Guests at the bash included children, grandchild­ren, great-grandchild­ren and friends and family members from as far away as South Carolina, California and Hawaii.

They all looked on as the Lewies renewed the vows they exchanged on Aug. 28, 1948.

“My granddaugh­ter once asked me, ‘Grandma, where are the pictures of your wedding?’ ” Reva, a retired longtime arts educator, said moments after once again pledging to continue loving and caring for Arthur till death parts them.

“I just told her, ‘There aren’t any, honey, we eloped!’ Today’s the first time we’ve had it all — the pictures, the reception, everything. It’s wonderful.”

In many ways, the occasion – a luncheon at Martin’s West the family dubbed “A Timeless Romance” — had the feel of more than just personal or family history.

Lemuel Lewie, Jr., known to friends as Arthur, was not just any military flier. He served with the Tuskegee Airmen, the first group of African-American military aviators in the United States Armed Forces.

The unit, comprising the 332nd Fighter Group and the 477th Bombardmen­t Group of the Army Air Forces, became legendary both for their elite skills and for the fact that they carried out their missions at a time when much of the nation — including the federal government and the military — was still largely segregated by race.

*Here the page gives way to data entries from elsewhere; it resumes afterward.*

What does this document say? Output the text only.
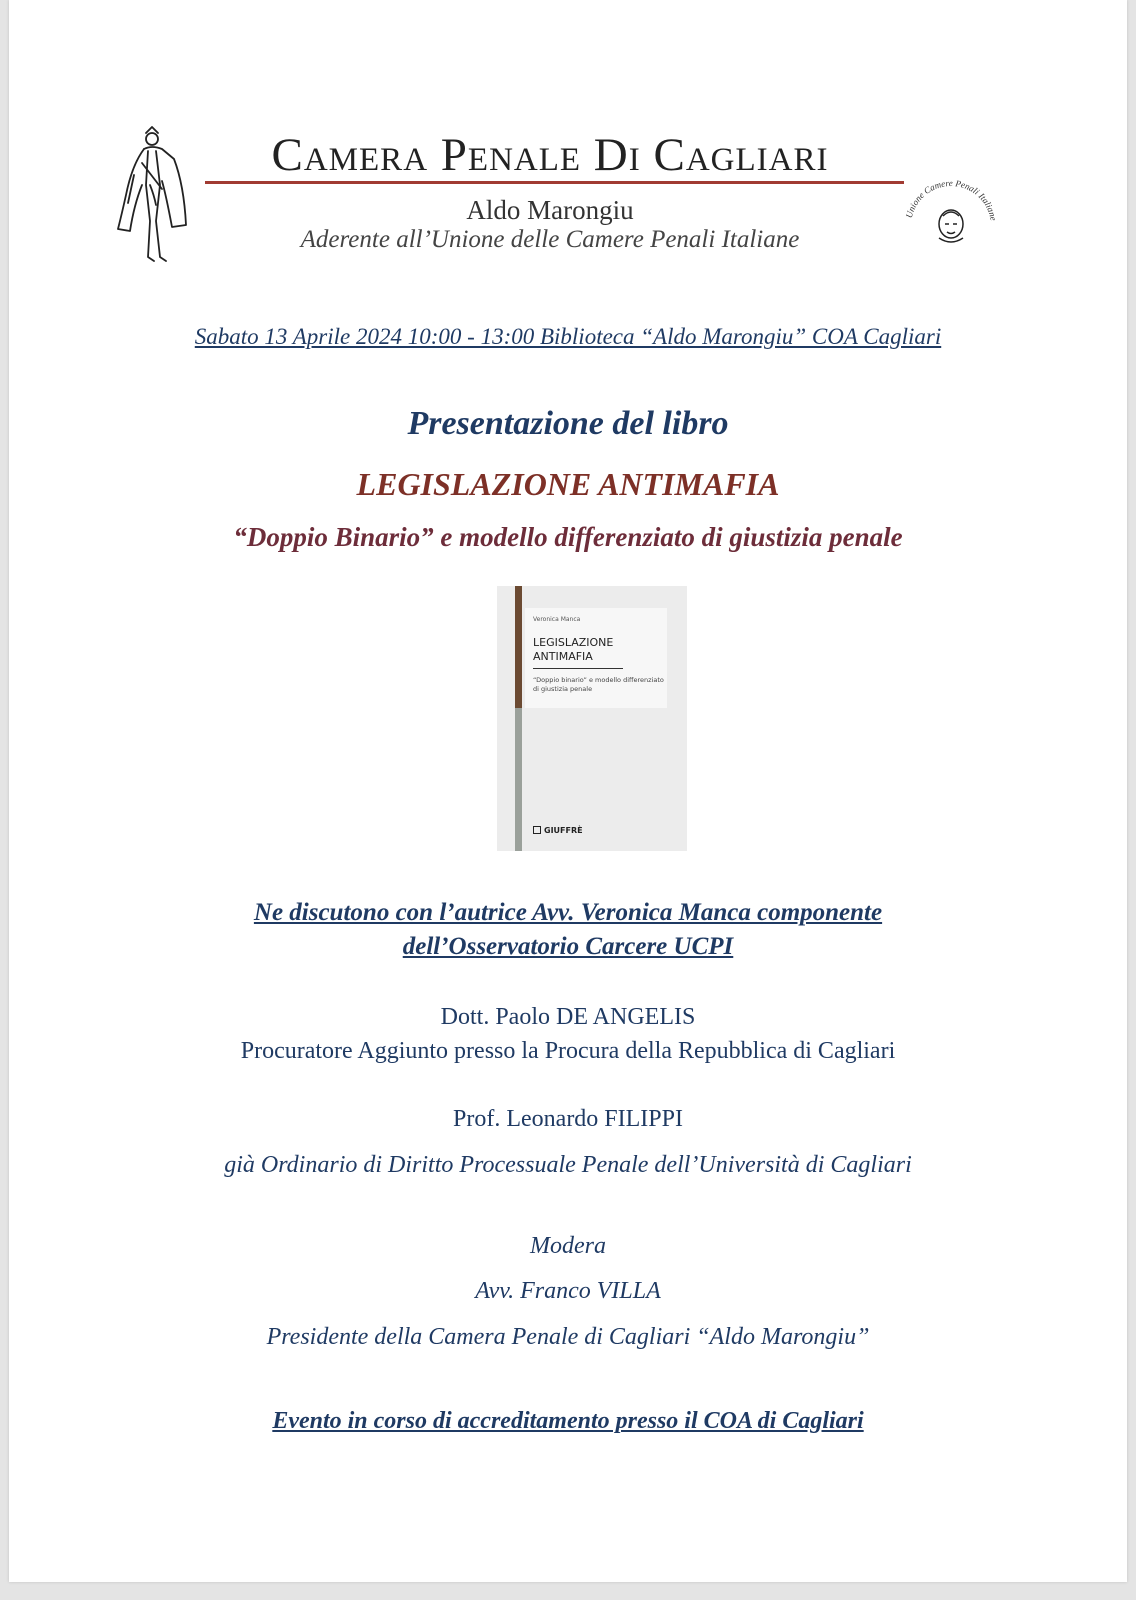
Camera Penale Di Cagliari
Aldo Marongiu
Aderente all’Unione delle Camere Penali Italiane
Unione Camere Penali Italiane
Sabato 13 Aprile 2024 10:00 - 13:00 Biblioteca “Aldo Marongiu” COA Cagliari
Presentazione del libro
LEGISLAZIONE ANTIMAFIA
“Doppio Binario” e modello differenziato di giustizia penale
Veronica Manca
LEGISLAZIONE
ANTIMAFIA
“Doppio binario” e modello differenziato di giustizia penale
GIUFFRÈ
Ne discutono con l’autrice Avv. Veronica Manca componente
dell’Osservatorio Carcere UCPI
Dott. Paolo DE ANGELIS
Procuratore Aggiunto presso la Procura della Repubblica di Cagliari
Prof. Leonardo FILIPPI
già Ordinario di Diritto Processuale Penale dell’Università di Cagliari
Modera
Avv. Franco VILLA
Presidente della Camera Penale di Cagliari “Aldo Marongiu”
Evento in corso di accreditamento presso il COA di Cagliari
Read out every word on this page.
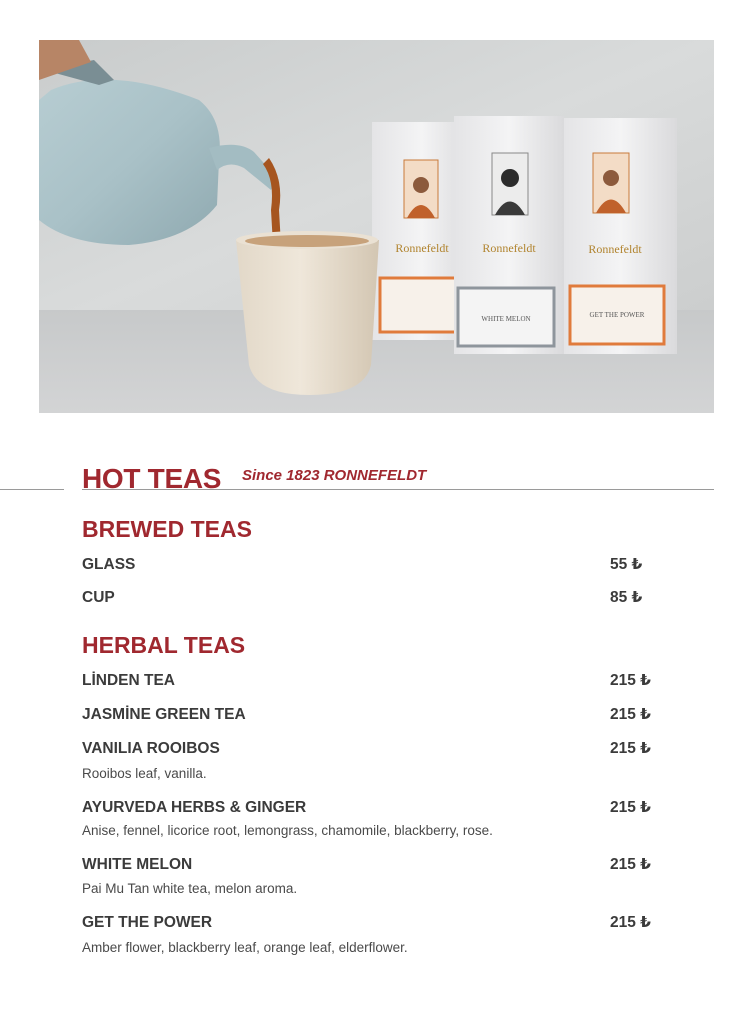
Ronnefeldt	Ronnefeldt
WHITE MELON
Ronnefeldt
GET THE POWER
HOT TEAS Since 1823 RONNEFELDT

BREWED TEAS

GLASS	55 ₺

CUP	85 ₺

HERBAL TEAS

LİNDEN TEA	215 ₺

JASMİNE GREEN TEA	215 ₺

VANILIA ROOIBOS	215 ₺

Rooibos leaf, vanilla.

AYURVEDA HERBS & GINGER	215 ₺

Anise, fennel, licorice root, lemongrass, chamomile, blackberry, rose.

WHITE MELON	215 ₺

Pai Mu Tan white tea, melon aroma.

GET THE POWER	215 ₺

Amber flower, blackberry leaf, orange leaf, elderflower.
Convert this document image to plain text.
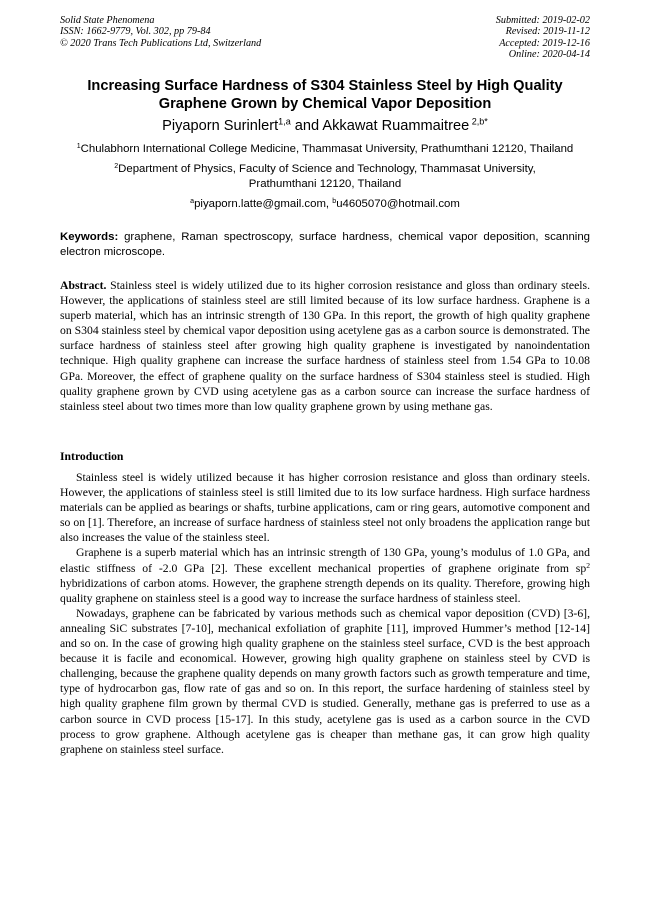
Solid State Phenomena
ISSN: 1662-9779, Vol. 302, pp 79-84
© 2020 Trans Tech Publications Ltd, Switzerland
Submitted: 2019-02-02
Revised: 2019-11-12
Accepted: 2019-12-16
Online: 2020-04-14
Increasing Surface Hardness of S304 Stainless Steel by High Quality
Graphene Grown by Chemical Vapor Deposition
Piyaporn Surinlert$^{1,a}$ and Akkawat Ruammaitree $^{2,b*}$
$^1$Chulabhorn International College Medicine, Thammasat University, Prathumthani 12120, Thailand
$^2$Department of Physics, Faculty of Science and Technology, Thammasat University,
Prathumthani 12120, Thailand
$^a$piyaporn.latte@gmail.com, $^b$u4605070@hotmail.com
Keywords: graphene, Raman spectroscopy, surface hardness, chemical vapor deposition, scanning electron microscope.
Abstract. Stainless steel is widely utilized due to its higher corrosion resistance and gloss than ordinary steels. However, the applications of stainless steel are still limited because of its low surface hardness. Graphene is a superb material, which has an intrinsic strength of 130 GPa. In this report, the growth of high quality graphene on S304 stainless steel by chemical vapor deposition using acetylene gas as a carbon source is demonstrated. The surface hardness of stainless steel after growing high quality graphene is investigated by nanoindentation technique. High quality graphene can increase the surface hardness of stainless steel from 1.54 GPa to 10.08 GPa. Moreover, the effect of graphene quality on the surface hardness of S304 stainless steel is studied. High quality graphene grown by CVD using acetylene gas as a carbon source can increase the surface hardness of stainless steel about two times more than low quality graphene grown by using methane gas.
Introduction

Stainless steel is widely utilized because it has higher corrosion resistance and gloss than ordinary steels. However, the applications of stainless steel is still limited due to its low surface hardness. High surface hardness materials can be applied as bearings or shafts, turbine applications, cam or ring gears, automotive component and so on [1]. Therefore, an increase of surface hardness of stainless steel not only broadens the application range but also increases the value of the stainless steel.

Graphene is a superb material which has an intrinsic strength of 130 GPa, young’s modulus of 1.0 GPa, and elastic stiffness of -2.0 GPa [2]. These excellent mechanical properties of graphene originate from $sp^2$ hybridizations of carbon atoms. However, the graphene strength depends on its quality. Therefore, growing high quality graphene on stainless steel is a good way to increase the surface hardness of stainless steel.

Nowadays, graphene can be fabricated by various methods such as chemical vapor deposition (CVD) [3-6], annealing SiC substrates [7-10], mechanical exfoliation of graphite [11], improved Hummer’s method [12-14] and so on. In the case of growing high quality graphene on the stainless steel surface, CVD is the best approach because it is facile and economical. However, growing high quality graphene on stainless steel by CVD is challenging, because the graphene quality depends on many growth factors such as growth temperature and time, type of hydrocarbon gas, flow rate of gas and so on. In this report, the surface hardening of stainless steel by high quality graphene film grown by thermal CVD is studied. Generally, methane gas is preferred to use as a carbon source in CVD process [15-17]. In this study, acetylene gas is used as a carbon source in the CVD process to grow graphene. Although acetylene gas is cheaper than methane gas, it can grow high quality graphene on stainless steel surface.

Trained in rural Tuskegee, Ala., and known as “Red Tails” for the distinctiv­e patterns painted on their planes, these airmen and their staff were subjected to discrimina­tion inside and outside the military even as they went about achieving legendary status.

Arthur won qualificat­ion as a bombardier and pilot, led training missions in the U.S. and used his math skills as a unit administra­tor during the war.

His memory is failing a bit, but he can easily summon tales of his time in the service. One of fewer than 100 surviving Tuskegee Airmen, and the only unit member still living in Baltimore, he has won numerous medals and been a guest at the White House.

Reva knew little about the unit in the summer of 1947 when she and her three sisters visited Columbia, S.C. But when Arthur came by her grandmothe­r’s house to visit “the pretty girls from Baltimore,” she was as drawn to him as he was to her.

He proposed after three days, putting his bombardier’s ring on her finger.

After he completed a graduate degree in chemistry – and after she graduated from high school – the couple moved in together in Baltimore, by that time with the full approval of their families.

He spent a year teaching at a veterans’ trade school, then took a job as a science teacher at Carver Vocational Technical High School, where he worked for 28 years.

Reva, a sculptor and painter, taught art and art education for decades in the Baltimore City Public Schools.

They grew ever closer as they attended demonstrat­ions together during the early civil rights movement, shared interests in music and world travel and music, attended church and raised Marcia Lewie Thompson, their only child, and served as steady influences on her children, Candice, Troy and Christel, all now adults.

On Saturday, family members took turns stepping to a microphone to read poems and share thoughts in honor of the couple, who sat at a table at the front of the ballroom, both dressed in white.

“Let’s take a second to appreciate what 70 years of marriage looks like,” their granddaugh­ter, Christel Thompson, said. “[It means] 25,550 days, 13 presidents, five major U.S. wars,” and that the relationsh­ip is “older than the microwave oven, cellphones, video games, ATMs, Kevlar, GPS and pacemakers.”

As Marcia, a retired radiologis­t who is now a minster, read Reva and Arthur their vows of renewal, the two held hands and smiled.

When it was over, Arthur had tears in his eyes.

“I’d do it all over again,” he said.